In China, Larsen notes that the disappearance of lakes has deprived the Yangtsi River Basin of much-needed water-storage capacity and flood protection. This led to the devastating 1998 flooding, which killed some 3,600 people and caused more than 30 billion dollars in damages. Following the floods, the Chinese government pledged it would take action to restore the lakes.

In Central Asia, irrigation of vast cotton fields has reduced the annual inflow of water from the Aral Sea’s two tributaries -- Amu Darya and Syr Darya -- by 40 times in four decades.

As a result, Larsen says, the Aral Sea has lost most of its volume and split into two sections, leaving behind a deadly desert. Pollution has left a legacy of diseases such as cancer, cholera, and typhus, while the Aral’s once-large fish population has vanished:

"The area where the water is no longer covered has turned to desert. And winds blow the sands that contain salts and toxic chemicals from agricultural contaminants. And that has a dramatic effect on people's health in the area," Larsen says.

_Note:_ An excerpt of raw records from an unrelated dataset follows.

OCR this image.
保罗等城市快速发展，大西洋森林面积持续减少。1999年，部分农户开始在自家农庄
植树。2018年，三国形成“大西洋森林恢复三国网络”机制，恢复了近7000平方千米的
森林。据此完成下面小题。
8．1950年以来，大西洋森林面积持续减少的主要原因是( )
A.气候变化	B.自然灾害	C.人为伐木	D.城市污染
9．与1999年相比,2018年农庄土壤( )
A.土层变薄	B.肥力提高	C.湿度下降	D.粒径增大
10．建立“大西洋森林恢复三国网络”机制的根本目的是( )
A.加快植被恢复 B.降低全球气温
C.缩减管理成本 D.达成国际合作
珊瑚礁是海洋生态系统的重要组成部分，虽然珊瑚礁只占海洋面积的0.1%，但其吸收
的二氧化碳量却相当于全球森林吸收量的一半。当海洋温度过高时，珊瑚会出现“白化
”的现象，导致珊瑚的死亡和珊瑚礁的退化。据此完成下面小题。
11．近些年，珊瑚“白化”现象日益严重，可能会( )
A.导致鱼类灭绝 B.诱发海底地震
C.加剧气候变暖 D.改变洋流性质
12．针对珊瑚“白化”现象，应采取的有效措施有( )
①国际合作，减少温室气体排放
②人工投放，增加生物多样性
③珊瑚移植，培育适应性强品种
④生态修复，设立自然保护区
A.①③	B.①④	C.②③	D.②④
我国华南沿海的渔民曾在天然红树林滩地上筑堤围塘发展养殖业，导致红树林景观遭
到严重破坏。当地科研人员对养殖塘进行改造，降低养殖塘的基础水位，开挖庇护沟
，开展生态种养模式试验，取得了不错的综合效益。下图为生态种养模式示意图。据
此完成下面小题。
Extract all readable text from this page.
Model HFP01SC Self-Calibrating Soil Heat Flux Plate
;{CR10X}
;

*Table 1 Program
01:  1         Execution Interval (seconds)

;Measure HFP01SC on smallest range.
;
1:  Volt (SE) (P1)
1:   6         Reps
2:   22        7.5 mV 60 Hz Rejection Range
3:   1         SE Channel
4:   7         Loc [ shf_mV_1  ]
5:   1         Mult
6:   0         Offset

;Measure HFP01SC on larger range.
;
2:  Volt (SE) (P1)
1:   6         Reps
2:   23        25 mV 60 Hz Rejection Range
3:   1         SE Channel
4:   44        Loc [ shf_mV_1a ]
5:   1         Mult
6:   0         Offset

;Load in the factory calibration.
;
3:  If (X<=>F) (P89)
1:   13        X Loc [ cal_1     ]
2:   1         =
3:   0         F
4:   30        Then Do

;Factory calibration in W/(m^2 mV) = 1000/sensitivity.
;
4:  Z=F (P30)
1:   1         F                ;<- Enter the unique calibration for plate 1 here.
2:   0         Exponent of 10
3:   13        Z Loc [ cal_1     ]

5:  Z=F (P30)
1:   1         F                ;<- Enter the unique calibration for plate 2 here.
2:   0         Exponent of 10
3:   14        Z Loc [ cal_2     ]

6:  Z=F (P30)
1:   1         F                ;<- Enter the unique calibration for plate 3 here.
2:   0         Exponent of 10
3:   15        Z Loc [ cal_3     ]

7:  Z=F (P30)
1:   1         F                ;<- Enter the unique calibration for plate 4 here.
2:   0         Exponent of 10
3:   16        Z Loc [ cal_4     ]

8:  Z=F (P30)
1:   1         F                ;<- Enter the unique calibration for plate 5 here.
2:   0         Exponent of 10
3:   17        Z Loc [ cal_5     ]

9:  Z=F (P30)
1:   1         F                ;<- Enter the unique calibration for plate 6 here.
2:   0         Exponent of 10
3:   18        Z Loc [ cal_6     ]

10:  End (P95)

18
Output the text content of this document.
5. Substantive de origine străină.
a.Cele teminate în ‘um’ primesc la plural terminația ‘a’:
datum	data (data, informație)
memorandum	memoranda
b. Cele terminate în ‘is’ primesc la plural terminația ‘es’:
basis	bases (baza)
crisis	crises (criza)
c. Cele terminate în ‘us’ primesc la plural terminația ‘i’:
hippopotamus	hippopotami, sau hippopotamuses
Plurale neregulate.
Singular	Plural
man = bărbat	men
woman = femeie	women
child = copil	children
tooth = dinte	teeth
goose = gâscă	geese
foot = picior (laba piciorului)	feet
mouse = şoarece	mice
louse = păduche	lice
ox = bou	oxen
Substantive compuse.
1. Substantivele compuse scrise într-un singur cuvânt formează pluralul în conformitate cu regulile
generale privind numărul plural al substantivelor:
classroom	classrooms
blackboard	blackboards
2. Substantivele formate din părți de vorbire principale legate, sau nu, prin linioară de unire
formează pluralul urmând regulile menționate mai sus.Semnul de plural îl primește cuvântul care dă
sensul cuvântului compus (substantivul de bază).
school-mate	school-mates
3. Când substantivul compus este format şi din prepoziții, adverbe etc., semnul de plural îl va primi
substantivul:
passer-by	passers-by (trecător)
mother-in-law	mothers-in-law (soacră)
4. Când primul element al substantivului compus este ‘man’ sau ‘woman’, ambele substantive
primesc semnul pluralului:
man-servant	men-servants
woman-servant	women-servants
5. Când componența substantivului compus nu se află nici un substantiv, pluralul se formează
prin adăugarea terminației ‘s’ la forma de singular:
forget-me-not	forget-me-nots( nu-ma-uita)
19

In Kazakhstan, the second-largest lake in Central Asia, Lake Balkhash, is in danger of drying up.

The United Nations Development Program (UNDP) has said that Kazakhstan should adopt better water-management practices. The report says it should cooperate with China over the usage of the Ili River, the lake’s main contributor.

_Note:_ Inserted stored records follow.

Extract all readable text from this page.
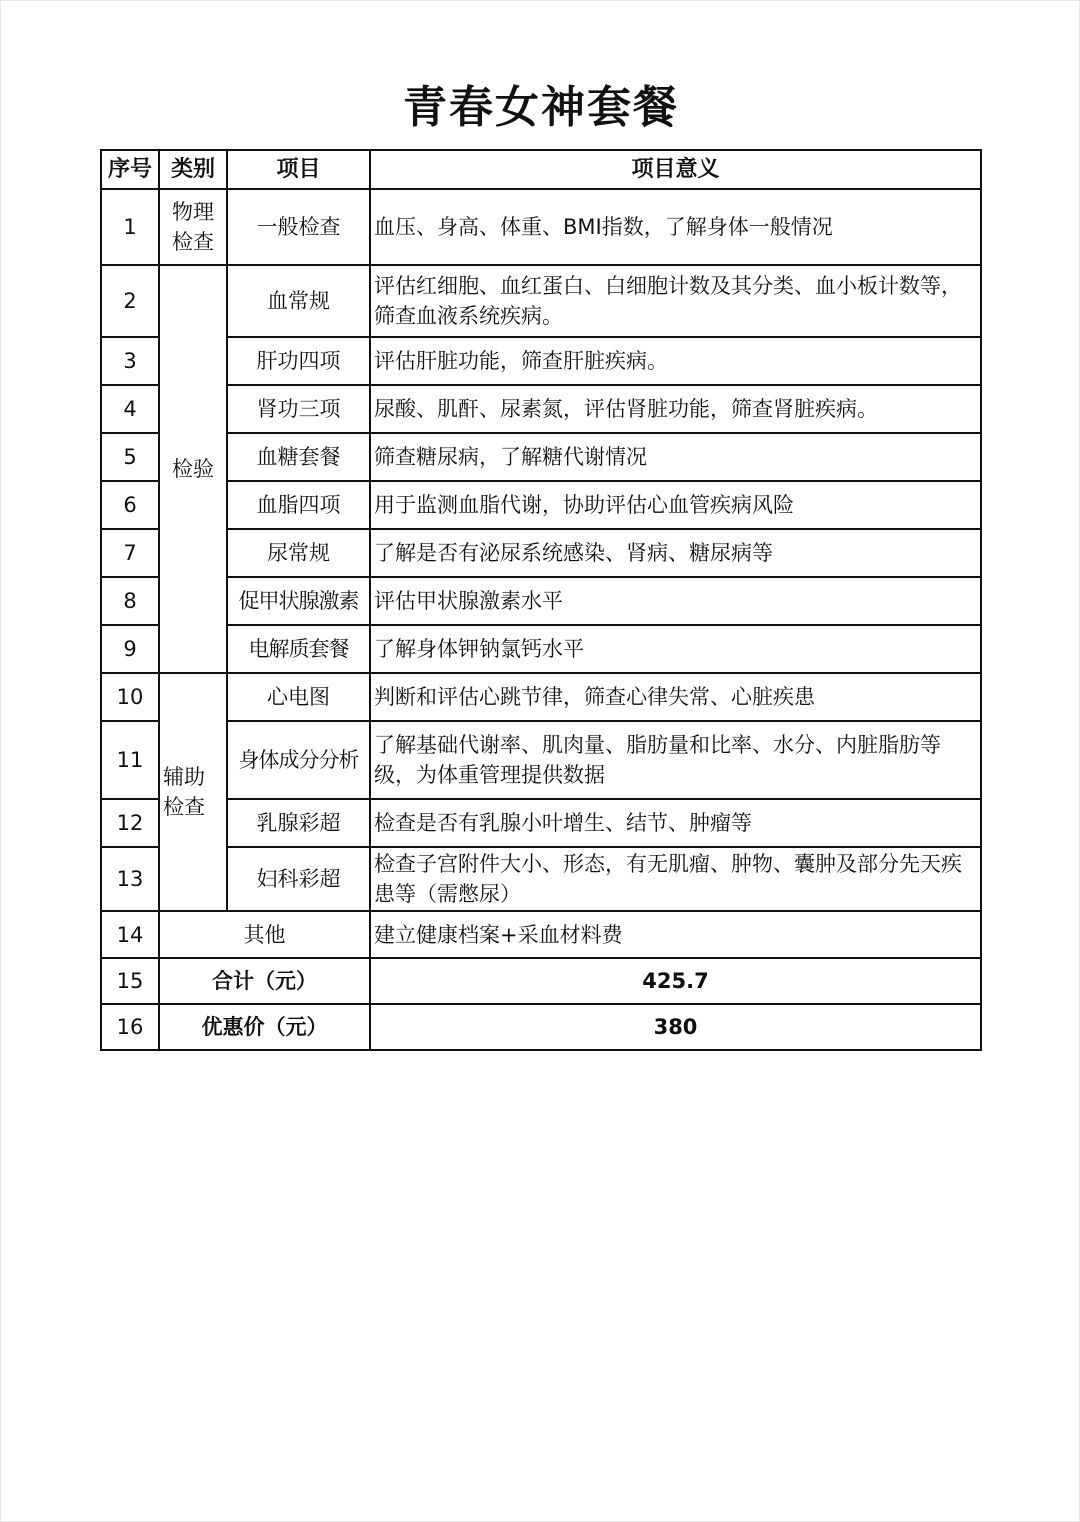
青春女神套餐
序号	类别	项目	项目意义
1	物理检查	一般检查	血压、身高、体重、BMI指数，了解身体一般情况
2	检验	血常规	评估红细胞、血红蛋白、白细胞计数及其分类、血小板计数等，筛查血液系统疾病。
3		肝功四项	评估肝脏功能，筛查肝脏疾病。
4		肾功三项	尿酸、肌酐、尿素氮，评估肾脏功能，筛查肾脏疾病。
5		血糖套餐	筛查糖尿病，了解糖代谢情况
6		血脂四项	用于监测血脂代谢，协助评估心血管疾病风险
7		尿常规	了解是否有泌尿系统感染、肾病、糖尿病等
8		促甲状腺激素	评估甲状腺激素水平
9		电解质套餐	了解身体钾钠氯钙水平
10	辅助检查	心电图	判断和评估心跳节律，筛查心律失常、心脏疾患
11		身体成分分析	了解基础代谢率、肌肉量、脂肪量和比率、水分、内脏脂肪等级，为体重管理提供数据
12		乳腺彩超	检查是否有乳腺小叶增生、结节、肿瘤等
13		妇科彩超	检查子宫附件大小、形态，有无肌瘤、肿物、囊肿及部分先天疾患等（需憋尿）
14	其他		建立健康档案+采血材料费
15	合计（元）		425.7
16	优惠价（元）		380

Myrzageldy Kemel, from the Kazakh parliamentary Committee on the Protection of the Environment and Ecology, tells RFE/RL that the increasing usage of the Ili’s water could have repercussions comparable to the Aral Sea tragedy.

"If the level of the [Ili] River decreases, the environment along the [lake’s] banks will be affected drastically. Local citizens will suffer a lot. Now, nobody is paying attention to this, although in about 50 years [the situation] might be even worse than in the Aral Sea," Kemel says.

Lake Hamoun, which is shared by Iran and Afghanistan, has also dramatically suffered from the damming of the Helmand River on Afghan territory and seven years of drought.

Iranian environmentalist Esmail Kahrom says the wildlife, towns, fisheries, and agriculture that once surrounded the nearby wetlands have fallen away, giving rise to a wasteland.

"This lake [almost] disappeared from the face of the earth and the environmental consequences were dramatic. Sand storms created as a result of lack of water in this lake really hurt people. About 250,000 [people] migrated from the area and took their livestock," Kahrom says.

Kahrom says recent rainfalls have refilled one-quarter of the lake. But the Afghan side continues to over-exploit the Helmand’s waters.

Lakes are not only being drained dry. According to the UNDP, farms, mines, refineries, and other industries are heavily polluting Lake Balkhash.

In neighboring Kyrgyzstan, Lake Issykul came close to catastrophe in 1998 when a truck crashed and dumped over 1.7 tons of toxic sodium cyanide into the Barskaun River, which flows into the lake. Four people living upstream died from poisoning but the lake has reportedly not suffered serious damage.

As for Baikal in Siberia, the global conservation organization WWF says the deepest lake in the world is subject to major threats. Those threats stem from pulp mills, aluminum plants, and other enterprises that dump pollutants into the lake and its tributaries.

Toxic waste is also polluting much of the Caspian Sea’s coastline, threatening human health and wildlife. The Caspian is the largest inland body of water on earth.

Kahrom urges countries to cooperate to protect lakes and other ecosystems. "Environmental issues are worldwide issues. But we are still looking at problems [domestically] in a limited area. The way to the future is to think globally and act locally to solve our problems. Aral Sea was a great lesson [but] we don't seem to have learned anything from it yet," he says.

Larsen from the Earth Policy Institute agrees. She calls on countries to begin realizing the benefits of keeping lakes intact.